Incidence of exacerbations
Treatment with a PDE₄ inhibitor was associated with a reduced likelihood of COPD exacerbation over a mean of 40 weeks (odds ratio (OR) 0.78, 95% CI 0.73 to 0.84; participants = 20,382; studies = 27; high-certainty evidence), that is, for every 100 people treated with PDE₄ inhibitors, five more remained exacerbation-free during the study period compared with those given placebo (number needed to treat for an additional beneficial outcome (NNTB) 20, 95% CI 16 to 27). No change in COPD-related symptoms nor in exercise tolerance was found.

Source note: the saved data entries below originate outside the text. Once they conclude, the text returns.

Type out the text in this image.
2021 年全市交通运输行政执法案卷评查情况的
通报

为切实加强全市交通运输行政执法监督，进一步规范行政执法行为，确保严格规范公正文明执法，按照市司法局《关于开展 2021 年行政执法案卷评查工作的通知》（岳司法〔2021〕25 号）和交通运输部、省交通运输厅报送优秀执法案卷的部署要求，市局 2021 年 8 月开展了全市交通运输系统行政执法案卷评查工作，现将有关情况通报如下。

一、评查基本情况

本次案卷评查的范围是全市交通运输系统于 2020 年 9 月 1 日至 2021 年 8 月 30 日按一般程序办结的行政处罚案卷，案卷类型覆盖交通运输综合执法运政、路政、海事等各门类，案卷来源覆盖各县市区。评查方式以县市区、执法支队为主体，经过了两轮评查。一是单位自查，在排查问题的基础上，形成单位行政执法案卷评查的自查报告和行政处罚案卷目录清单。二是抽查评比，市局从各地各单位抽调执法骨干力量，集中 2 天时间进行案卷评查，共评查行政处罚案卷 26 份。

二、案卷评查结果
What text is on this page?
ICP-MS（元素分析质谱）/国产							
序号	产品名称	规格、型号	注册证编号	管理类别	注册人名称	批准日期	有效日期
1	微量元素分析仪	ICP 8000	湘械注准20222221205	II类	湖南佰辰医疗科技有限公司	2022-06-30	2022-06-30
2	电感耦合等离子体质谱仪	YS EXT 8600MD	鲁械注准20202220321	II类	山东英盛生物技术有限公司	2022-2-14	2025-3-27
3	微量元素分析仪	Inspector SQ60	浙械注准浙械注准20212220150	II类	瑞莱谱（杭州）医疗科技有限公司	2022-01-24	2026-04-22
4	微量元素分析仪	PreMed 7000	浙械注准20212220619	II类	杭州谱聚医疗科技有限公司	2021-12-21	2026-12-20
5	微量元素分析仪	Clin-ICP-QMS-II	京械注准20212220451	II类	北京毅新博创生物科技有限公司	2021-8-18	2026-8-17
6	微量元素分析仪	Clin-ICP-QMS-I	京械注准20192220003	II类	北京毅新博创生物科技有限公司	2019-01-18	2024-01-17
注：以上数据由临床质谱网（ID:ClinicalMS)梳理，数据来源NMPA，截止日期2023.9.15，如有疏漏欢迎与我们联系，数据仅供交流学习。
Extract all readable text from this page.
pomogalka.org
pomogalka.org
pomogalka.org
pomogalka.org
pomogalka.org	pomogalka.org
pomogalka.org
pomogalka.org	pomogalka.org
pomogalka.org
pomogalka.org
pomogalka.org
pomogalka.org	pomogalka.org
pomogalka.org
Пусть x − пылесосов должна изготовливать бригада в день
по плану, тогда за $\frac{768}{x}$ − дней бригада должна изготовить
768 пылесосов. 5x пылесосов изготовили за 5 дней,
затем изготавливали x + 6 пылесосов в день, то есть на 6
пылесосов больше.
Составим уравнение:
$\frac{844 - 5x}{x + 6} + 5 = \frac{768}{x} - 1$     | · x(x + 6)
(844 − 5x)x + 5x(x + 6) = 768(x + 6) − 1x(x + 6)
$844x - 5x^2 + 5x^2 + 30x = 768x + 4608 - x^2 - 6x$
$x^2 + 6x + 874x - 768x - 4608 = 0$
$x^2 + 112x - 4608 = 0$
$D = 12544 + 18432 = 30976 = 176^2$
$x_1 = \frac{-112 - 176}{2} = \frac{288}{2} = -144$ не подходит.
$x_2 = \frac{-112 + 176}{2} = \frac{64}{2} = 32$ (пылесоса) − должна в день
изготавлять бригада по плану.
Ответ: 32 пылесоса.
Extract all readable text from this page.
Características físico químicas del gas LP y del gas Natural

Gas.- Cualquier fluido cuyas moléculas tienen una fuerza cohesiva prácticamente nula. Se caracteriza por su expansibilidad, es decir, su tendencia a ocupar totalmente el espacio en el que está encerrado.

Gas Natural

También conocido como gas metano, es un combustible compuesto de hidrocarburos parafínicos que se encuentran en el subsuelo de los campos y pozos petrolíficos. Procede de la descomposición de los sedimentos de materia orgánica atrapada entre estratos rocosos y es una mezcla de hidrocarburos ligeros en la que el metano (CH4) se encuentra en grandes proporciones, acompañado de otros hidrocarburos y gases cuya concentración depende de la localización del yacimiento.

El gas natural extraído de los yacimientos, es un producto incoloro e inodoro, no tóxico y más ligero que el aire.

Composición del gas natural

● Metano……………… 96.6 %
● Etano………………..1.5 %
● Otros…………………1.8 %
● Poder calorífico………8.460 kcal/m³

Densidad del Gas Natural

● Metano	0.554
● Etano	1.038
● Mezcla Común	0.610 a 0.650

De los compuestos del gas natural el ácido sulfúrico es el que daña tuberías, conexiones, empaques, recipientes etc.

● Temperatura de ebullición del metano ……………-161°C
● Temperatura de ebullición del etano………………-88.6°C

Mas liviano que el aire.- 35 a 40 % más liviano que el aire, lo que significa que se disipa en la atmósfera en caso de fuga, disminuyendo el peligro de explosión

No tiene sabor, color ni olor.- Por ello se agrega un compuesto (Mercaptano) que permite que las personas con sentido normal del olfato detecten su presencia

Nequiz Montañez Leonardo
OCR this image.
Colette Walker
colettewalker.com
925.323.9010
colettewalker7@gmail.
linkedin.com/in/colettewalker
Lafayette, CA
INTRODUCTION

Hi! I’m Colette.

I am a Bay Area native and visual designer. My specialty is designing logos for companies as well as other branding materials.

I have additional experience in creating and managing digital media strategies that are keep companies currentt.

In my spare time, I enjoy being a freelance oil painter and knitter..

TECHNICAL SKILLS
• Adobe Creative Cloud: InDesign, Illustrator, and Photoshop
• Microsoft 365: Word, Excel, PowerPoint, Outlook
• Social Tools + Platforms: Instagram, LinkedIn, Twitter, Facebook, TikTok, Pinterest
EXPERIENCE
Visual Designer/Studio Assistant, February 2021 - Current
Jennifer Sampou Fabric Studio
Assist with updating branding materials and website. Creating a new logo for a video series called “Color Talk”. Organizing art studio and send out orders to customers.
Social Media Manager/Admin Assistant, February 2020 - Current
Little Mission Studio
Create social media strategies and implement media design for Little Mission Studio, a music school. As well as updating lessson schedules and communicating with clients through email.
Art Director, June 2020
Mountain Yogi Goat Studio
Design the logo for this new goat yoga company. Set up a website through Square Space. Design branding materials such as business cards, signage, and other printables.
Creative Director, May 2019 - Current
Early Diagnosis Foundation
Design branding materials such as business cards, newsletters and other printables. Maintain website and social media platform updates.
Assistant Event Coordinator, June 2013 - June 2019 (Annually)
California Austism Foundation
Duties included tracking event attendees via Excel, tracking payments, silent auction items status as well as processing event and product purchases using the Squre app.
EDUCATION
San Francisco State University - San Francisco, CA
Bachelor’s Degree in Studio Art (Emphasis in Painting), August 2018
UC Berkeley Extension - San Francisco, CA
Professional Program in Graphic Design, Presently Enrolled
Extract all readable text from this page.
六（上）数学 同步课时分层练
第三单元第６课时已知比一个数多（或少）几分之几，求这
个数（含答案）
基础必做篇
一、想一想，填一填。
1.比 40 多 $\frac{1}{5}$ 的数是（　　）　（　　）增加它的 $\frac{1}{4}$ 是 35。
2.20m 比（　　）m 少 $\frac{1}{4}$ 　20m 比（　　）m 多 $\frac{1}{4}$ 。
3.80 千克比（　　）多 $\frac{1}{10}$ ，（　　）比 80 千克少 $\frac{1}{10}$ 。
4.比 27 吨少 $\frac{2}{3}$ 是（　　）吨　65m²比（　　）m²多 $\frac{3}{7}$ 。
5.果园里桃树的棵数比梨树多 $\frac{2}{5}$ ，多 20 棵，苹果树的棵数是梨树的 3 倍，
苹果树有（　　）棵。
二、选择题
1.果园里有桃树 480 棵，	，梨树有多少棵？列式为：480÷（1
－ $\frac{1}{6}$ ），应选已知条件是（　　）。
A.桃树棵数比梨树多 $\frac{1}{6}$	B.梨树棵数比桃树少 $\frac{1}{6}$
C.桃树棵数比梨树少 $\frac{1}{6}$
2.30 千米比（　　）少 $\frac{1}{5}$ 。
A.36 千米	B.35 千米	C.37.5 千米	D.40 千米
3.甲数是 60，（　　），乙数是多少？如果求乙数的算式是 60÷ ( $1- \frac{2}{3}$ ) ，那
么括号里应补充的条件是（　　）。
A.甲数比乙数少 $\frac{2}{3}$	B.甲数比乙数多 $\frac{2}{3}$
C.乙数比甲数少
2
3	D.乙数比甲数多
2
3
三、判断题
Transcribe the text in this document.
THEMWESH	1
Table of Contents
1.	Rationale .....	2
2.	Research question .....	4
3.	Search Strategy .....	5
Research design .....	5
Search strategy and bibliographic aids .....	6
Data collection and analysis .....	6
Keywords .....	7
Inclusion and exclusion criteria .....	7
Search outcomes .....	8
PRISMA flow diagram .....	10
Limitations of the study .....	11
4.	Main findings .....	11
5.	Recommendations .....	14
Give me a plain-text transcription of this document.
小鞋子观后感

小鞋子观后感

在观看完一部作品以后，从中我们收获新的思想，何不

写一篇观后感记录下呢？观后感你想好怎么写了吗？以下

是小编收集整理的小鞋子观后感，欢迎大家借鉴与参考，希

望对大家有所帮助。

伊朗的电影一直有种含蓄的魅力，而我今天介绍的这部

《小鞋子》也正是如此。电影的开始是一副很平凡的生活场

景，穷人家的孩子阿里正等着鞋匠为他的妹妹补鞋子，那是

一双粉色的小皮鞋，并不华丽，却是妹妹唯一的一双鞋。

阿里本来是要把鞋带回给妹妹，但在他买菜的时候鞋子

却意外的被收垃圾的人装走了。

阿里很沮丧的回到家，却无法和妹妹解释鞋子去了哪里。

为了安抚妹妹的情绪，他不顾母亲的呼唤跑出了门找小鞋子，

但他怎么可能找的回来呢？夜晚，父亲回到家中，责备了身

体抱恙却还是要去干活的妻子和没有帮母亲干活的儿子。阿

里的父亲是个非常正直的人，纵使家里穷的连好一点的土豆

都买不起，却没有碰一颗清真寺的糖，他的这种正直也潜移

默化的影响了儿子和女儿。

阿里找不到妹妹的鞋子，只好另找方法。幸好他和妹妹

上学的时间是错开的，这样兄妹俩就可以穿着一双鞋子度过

More participants in the treatment groups experienced an adverse effect compared with control participants over a mean of 39 weeks (OR 1.30, 95% CI 1.22 to 1.38; participants = 21,310; studies = 30; low-certainty evidence). Participants experienced a range of gastrointestinal symptoms such as diarrhoea, nausea, vomiting, or dyspepsia. Diarrhoea was more commonly reported with PDE₄ inhibitor treatment (OR 3.20, 95% CI 2.74 to 3.50; participants = 20,623; studies = 29; high-certainty evidence), that is, for every 100 people treated with PDE₄ inhibitors, seven more suffered from diarrhoea during the study period compared with those given placebo (number needed to treat for an additional harmful outcome (NNTH) 15, 95% CI 13 to 17). The likelihood of psychiatric adverse events was higher with roflumilast 500 µg than with placebo (OR 2.13, 95% CI 1.79 to 2.54; participants = 11,168; studies = 15 (COPD pool data); moderate-certainty evidence). Roflumilast in particular was associated with weight loss during the trial period and with an increase in insomnia and depressive mood symptoms.
Participants treated with PDE₄ inhibitors were more likely to withdraw from trial participation; on average, 14% in the treatment groups withdrew compared with 8% in the control groups.
No effect on mortality was found (OR 0.98, 95% CI 0.77 to 1.24; participants = 19,786; studies = 27; moderate-certainty evidence), although mortality was a rare event during these trials.